Friday, June 25, 2010

U.S. scores dead last again in healthcare study: Health reform can help

The annual Commonwealth Fund study has found once again that the U.S. stacks up last in five measures of healthcare -- quality, efficiency, access to care, equity and healthy lives, compared with Britain, Canada, Germany, Netherlands, Australia and New Zealand. All these countries spend a fraction on health care compared with the U.S.

The new health reform law could address some of these deficiencies. But the findings are under attack from defenders of the status quo who claim in part that the problem is not in our health care system, but in our poverty rate.

Countries do have to do a number of things right to actually improve health:
1. Cover everyone for ready access to health care, to nip problems before they escalate, and to control chronic conditions with medicines or lifestyle changes.
2. Treat acute cases by well trained teams that have access to information about how to diagnose and treat hospitalized patients safely, and have the financial and organizational incentives to do so.
3. Reduce inequities that aggravate poor health, particularly economic differences between rich and poor, and social discrimination based on race, gender, sexuality, disability, etc. The stress of relative powerlessness takes a physical toll and compounds the lack of resources that can buy healthy circumstances: Violence-free neighborhoods where outdoor exercise is safe, healthy food and time to prepare it, spending on social programs like education and income support, information about sexual and physical health, as well as good health care.
4. Finally, it should be affordable so that everyone can use it, including those who need it most. This usually means authorizing the government to play a major role in negotiating prices with the health care industry.

U.S. is deplorably deficient in these areas of performance. And it doesn't all happen in lower-income states like Mississippi. Access is unquestionably a function in part of coverage and is equally wretched in California (where policy has been held hostage for decades to arcane but effective rules against social spending) as in the south. Preventable hospitalizations for chronic conditions vary by county as well as state and reflect poor access to primary care as well as demographic variables. Patient safety is a function of systems, and adequate staffing. Outside of the VA system, our acute care hospitals have insufficient standards for safe and efficient performance, which compromises patient safety and outcomes. In addition, uncontrolled high prices for overuse of medical technology drives the costs of care in the U.S.

Does all this, or even the promise that it will improve as reforms are implemented, justify cutting payments to disproportionate share (DSH) hospitals, as the new law proposes? Very debatable.

However. Let's grant that the U.S. has a higher percent of poor people than other countries, that people of color are disproportionately poor, and that poorer people in the U.S. tend to be in worse health. Dr. Richard Cooper, for one, suggests that the main reason we are outspending the world on health care is that we are spending more money taking care of our poor who are sick.

To the extent that this is true, it is only possibly the case because we take care of poor people in the worst possible way - not through universal access to timely primary care, but through crisis medicine when even U.S. standards generally would not tolerate outright denials of care.

We should have fewer poor people. Race should no longer be associated with poverty. Relatively lower income should no longer determine the degree of power and control over life circumstances that are in turn associated with longevity and good health (nor for that matter should gender, sexuality, religion, or most demographic factors and lifestyle choices; age of course is the exception.). We should not only continue to document these pernicious trends, we should turn our scholarship and advocacy to redressing them. Furthermore, our health care system can contribute to social equity, and presently does poorly.

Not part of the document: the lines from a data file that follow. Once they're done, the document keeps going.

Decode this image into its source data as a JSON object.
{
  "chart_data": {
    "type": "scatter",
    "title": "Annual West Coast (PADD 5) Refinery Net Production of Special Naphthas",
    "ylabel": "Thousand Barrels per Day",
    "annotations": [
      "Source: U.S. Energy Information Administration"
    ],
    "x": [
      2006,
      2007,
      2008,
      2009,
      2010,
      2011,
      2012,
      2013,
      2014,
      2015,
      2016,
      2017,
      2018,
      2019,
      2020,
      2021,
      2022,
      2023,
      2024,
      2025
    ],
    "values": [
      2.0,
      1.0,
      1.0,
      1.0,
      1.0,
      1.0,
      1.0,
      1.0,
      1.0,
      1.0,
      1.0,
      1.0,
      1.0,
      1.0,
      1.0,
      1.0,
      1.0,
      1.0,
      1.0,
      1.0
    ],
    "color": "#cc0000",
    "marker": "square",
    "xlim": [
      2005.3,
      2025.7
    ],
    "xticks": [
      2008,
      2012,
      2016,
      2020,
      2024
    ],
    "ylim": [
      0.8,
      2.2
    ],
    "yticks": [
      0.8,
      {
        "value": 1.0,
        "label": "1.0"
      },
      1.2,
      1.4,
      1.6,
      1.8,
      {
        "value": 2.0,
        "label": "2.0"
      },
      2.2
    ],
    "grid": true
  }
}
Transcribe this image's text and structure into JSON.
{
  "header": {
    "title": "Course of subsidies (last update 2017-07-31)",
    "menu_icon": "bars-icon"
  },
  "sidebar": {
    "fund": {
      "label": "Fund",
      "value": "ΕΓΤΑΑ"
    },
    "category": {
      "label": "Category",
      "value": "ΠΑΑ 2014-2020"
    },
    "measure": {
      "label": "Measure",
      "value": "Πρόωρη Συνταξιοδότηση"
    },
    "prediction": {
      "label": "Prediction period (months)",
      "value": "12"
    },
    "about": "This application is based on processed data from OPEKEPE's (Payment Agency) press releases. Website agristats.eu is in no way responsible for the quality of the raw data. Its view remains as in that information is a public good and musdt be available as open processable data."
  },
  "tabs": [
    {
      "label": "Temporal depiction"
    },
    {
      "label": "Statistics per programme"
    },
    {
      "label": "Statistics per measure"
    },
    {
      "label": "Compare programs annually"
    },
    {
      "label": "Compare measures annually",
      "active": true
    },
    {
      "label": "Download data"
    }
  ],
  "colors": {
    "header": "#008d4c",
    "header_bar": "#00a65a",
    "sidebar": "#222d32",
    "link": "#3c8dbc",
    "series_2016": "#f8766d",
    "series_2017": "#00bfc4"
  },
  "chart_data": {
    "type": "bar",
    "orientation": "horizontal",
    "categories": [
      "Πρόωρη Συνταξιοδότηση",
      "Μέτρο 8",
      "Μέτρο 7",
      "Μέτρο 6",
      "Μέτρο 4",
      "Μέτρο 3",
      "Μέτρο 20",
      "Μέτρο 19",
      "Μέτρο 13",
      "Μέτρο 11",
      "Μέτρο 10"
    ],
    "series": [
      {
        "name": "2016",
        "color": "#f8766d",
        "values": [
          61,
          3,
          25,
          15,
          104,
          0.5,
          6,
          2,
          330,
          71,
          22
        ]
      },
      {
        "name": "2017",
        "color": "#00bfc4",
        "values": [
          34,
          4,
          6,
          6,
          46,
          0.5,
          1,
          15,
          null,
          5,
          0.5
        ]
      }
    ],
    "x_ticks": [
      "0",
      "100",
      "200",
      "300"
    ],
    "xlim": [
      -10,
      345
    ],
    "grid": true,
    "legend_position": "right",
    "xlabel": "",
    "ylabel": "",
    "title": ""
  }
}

An unspoken argument is that poverty and race account not only for our higher health care spending butt also for our worse health outcomes, so it will not help to look to reforms of the health care delivery system for solutions. I don't know whether rates of medical errors or C-sections (or misuse of neonatal intensive care units) are higher in the U.S. than in, say, Finland. I know that they are higher than they should be, that they are not disproportionately prevalent in "poverty ghettos," and that they contribute to unjustifiable costs and poor outcomes. Reforming the health care delivery system should not be an excuse for failing to remedy social inequalities. Pointing to inequalities cannot divert attention from the inefficiencies and remediable deficiencies in our delivery system.

The new health reform law and ongoing HHS initiatives make reasonable efforts to acknowledge and address access, inequalities, and delivery system reforms. They won't be as successful as they could be in a single payer system like Medicare and the VA, but even a single payer system in the U.S. would have to implement the kind of delivery and organizational reforms that are now before us.